Doug, > For some reason sacctmgr show runawayjobs doesn't see them The reason those jobs aren't getting found by sacctmgr show runawayjobs is because they're in the completed state. sacctmgr show runawayjobs looks for jobs in the running or pending states. I'm not exactly sure why they got stored in the database without end times. I noticed that all those jobs are in the slurmdbd log from bug 4249, and the slurmdbd being down is likely related. Can you upload a more recent slurmdbd log? > I'm planning on manually setting end times for these jobs (also notice there > are no step records). > > I'm comfortable assigning the lack of records is due to the slurmctld crash, > but would like guidance as to the best way to fix the problem. > > My plan is to send an end time, and then ensure the last ran table re-rolls > usage from the 9th. That's what I would do as well.
Doug, I was able to reproduce the situation where jobs got to a completed state without an end time. It likely happened because - the job was short and finished before the job record was sent from the agent queue to the database, - the end of the job was put in the agent queue after the reservation that failed in bug 4249, - because the reservation was failing, the agent queue was holding onto the end time of the job, hence the lack of an end time. If this theory is correct, since the issue in bug 4249 was resolved, the end times for those jobs should be in the database, and you shouldn't need to manually update the database nor re-roll. Since you already updated the end times in the database, you still shouldn't need to change last_ran_table, since rolling up happens every hour anyway. So basically, sacctmgr showrunawayjobs is working as expected, and those records probably would have been updated correctly with end times on their own after resolving bug 4249. Is this still an issue, or has it been resolved?
Hi Doug, I'm wondering if this has been resolved and if you have any further questions. If it is resolved and you don't have any more questions, I'll close the bug.
I'm marking this as resolved/timed out. Please reopen if you have further questions.

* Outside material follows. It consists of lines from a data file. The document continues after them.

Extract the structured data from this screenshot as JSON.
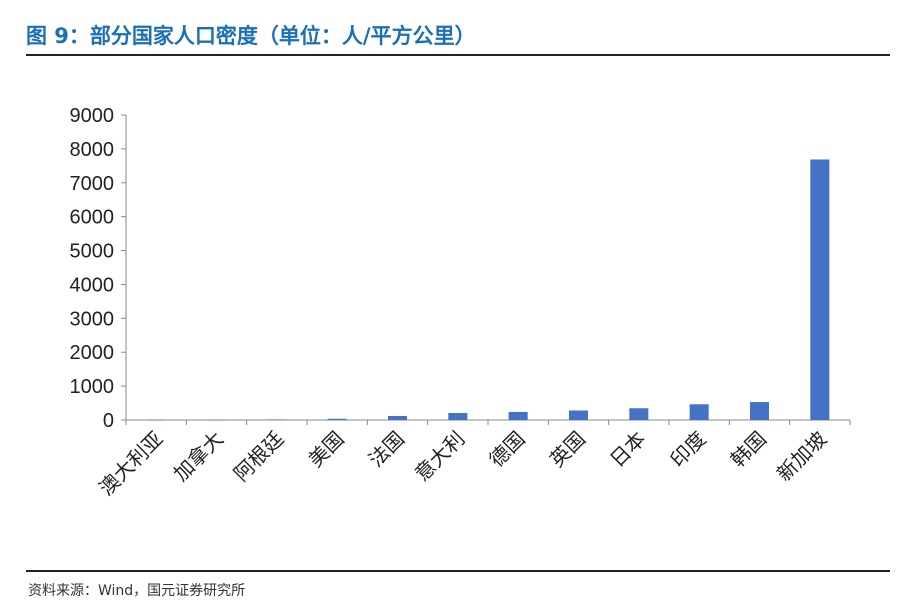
{
  "page": {
    "title": "图 9：部分国家人口密度（单位：人/平方公里）",
    "source": "资料来源：Wind，国元证券研究所",
    "accent_color": "#1a6fb7",
    "bar_color": "#4472c4"
  },
  "chart_data": {
    "type": "bar",
    "title": "",
    "xlabel": "",
    "ylabel": "",
    "categories": [
      "澳大利亚",
      "加拿大",
      "阿根廷",
      "美国",
      "法国",
      "意大利",
      "德国",
      "英国",
      "日本",
      "印度",
      "韩国",
      "新加坡"
    ],
    "values": [
      3,
      4,
      16,
      36,
      119,
      206,
      237,
      281,
      347,
      464,
      530,
      7688
    ],
    "ylim": [
      0,
      9000
    ],
    "yticks": [
      0,
      1000,
      2000,
      3000,
      4000,
      5000,
      6000,
      7000,
      8000,
      9000
    ],
    "grid": false,
    "legend": "none"
  }
}
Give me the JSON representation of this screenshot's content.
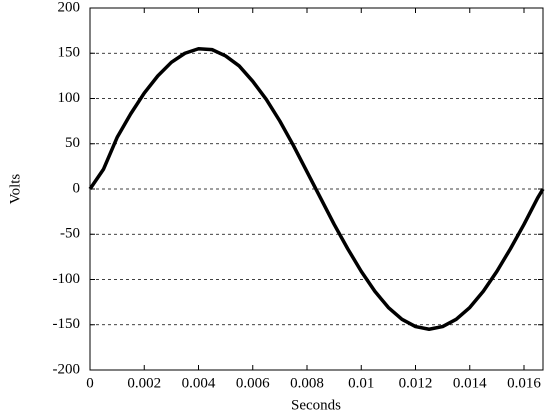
{
  "chart_data": {
    "type": "line",
    "x_label": "Seconds",
    "y_label": "Volts",
    "x": [
      0,
      0.0005,
      0.001,
      0.0015,
      0.002,
      0.0025,
      0.003,
      0.0035,
      0.004,
      0.0045,
      0.005,
      0.0055,
      0.006,
      0.0065,
      0.007,
      0.0075,
      0.008,
      0.0085,
      0.009,
      0.0095,
      0.01,
      0.0105,
      0.011,
      0.0115,
      0.012,
      0.0125,
      0.013,
      0.0135,
      0.014,
      0.0145,
      0.015,
      0.0155,
      0.016,
      0.0165,
      0.0167
    ],
    "values": [
      0,
      22,
      57,
      83,
      106,
      125,
      140,
      150,
      155,
      154,
      147,
      136,
      119,
      99,
      75,
      48,
      19,
      -10,
      -39,
      -66,
      -91,
      -113,
      -131,
      -144,
      -152,
      -155,
      -152,
      -144,
      -131,
      -113,
      -91,
      -66,
      -39,
      -10,
      0
    ],
    "color": "#000000",
    "xlim": [
      0,
      0.0167
    ],
    "ylim": [
      -200,
      200
    ],
    "xticks": [
      0,
      0.002,
      0.004,
      0.006,
      0.008,
      0.01,
      0.012,
      0.014,
      0.016
    ],
    "yticks": [
      -200,
      -150,
      -100,
      -50,
      0,
      50,
      100,
      150,
      200
    ],
    "grid": true
  }
}
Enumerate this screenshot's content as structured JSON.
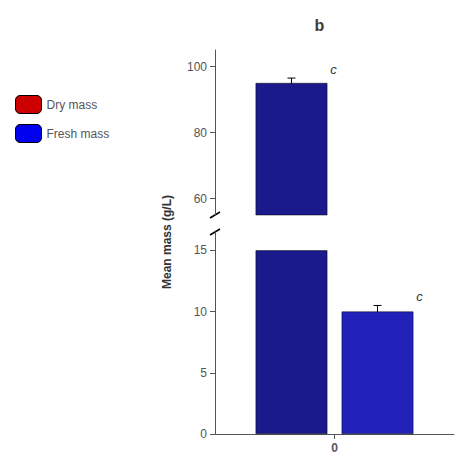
{
  "chart_data": [
    {
      "type": "bar",
      "title": "b",
      "ylabel": "Mean mass (g/L)",
      "categories": [
        "0"
      ],
      "ylim": [
        55,
        105
      ],
      "yticks": [
        60,
        80,
        100
      ],
      "grid": false,
      "tick_labels": "y",
      "legend": "upper left",
      "series": [
        {
          "values": [
            95
          ],
          "errors": [
            1.5
          ],
          "color": "#1a1a8c",
          "annotations": [
            "c"
          ]
        },
        {
          "values": [
            null
          ]
        },
        {
          "name": "Dry mass",
          "color": "#cc0000",
          "values": [
            null
          ]
        },
        {
          "name": "Fresh mass",
          "color": "#0000ee",
          "values": [
            null
          ]
        }
      ]
    },
    {
      "type": "bar",
      "categories": [
        "0"
      ],
      "ylim": [
        0,
        16.5
      ],
      "yticks": [
        0,
        5,
        10,
        15
      ],
      "grid": false,
      "series": [
        {
          "values": [
            15
          ],
          "errors": [
            0
          ],
          "color": "#1a1a8c"
        },
        {
          "values": [
            10
          ],
          "errors": [
            0.5
          ],
          "color": "#2222bb",
          "annotations": [
            "c"
          ]
        }
      ]
    }
  ]
}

OK, sounds good. The only thing I would say is that I think runawayjobs should show any job that doesn't have an end time but isn't in slurmctld's active memory, regardless of whether or not the COMPLETED state is set. Thanks, Doug ---- Doug Jacobsen, Ph.D. NERSC Computer Systems Engineer National Energy Research Scientific Computing Center <http://www.nersc.gov> dmjacobsen@lbl.gov ------------- __o ---------- _ '\<,_ ----------(_)/ (_)__________________________ On Thu, Oct 26, 2017 at 1:11 PM, <bugs@schedmd.com> wrote: > Marshall Garey <marshall@schedmd.com> changed bug 4253 > <https://bugs.schedmd.com/show_bug.cgi?id=4253> > What Removed Added > Status UNCONFIRMED RESOLVED > Resolution --- TIMEDOUT > > *Comment # 14 <https://bugs.schedmd.com/show_bug.cgi?id=4253#c14> on bug > 4253 <https://bugs.schedmd.com/show_bug.cgi?id=4253> from Marshall Garey > <marshall@schedmd.com> * > > I'm marking this as resolved/timed out. Please reopen if you have further > questions. > > ------------------------------ > You are receiving this mail because: > > - You reported the bug. > >
(In reply to Doug Jacobsen from comment #15) > OK, sounds good. The only thing I would say is that I think runawayjobs > should show any job that doesn't have an end time but isn't in slurmctld's > active memory, regardless of whether or not the COMPLETED state is set. No problem, I'll keep this ticket on hand and look into it as soon as I have time. I'm not sure how easy this will be, though.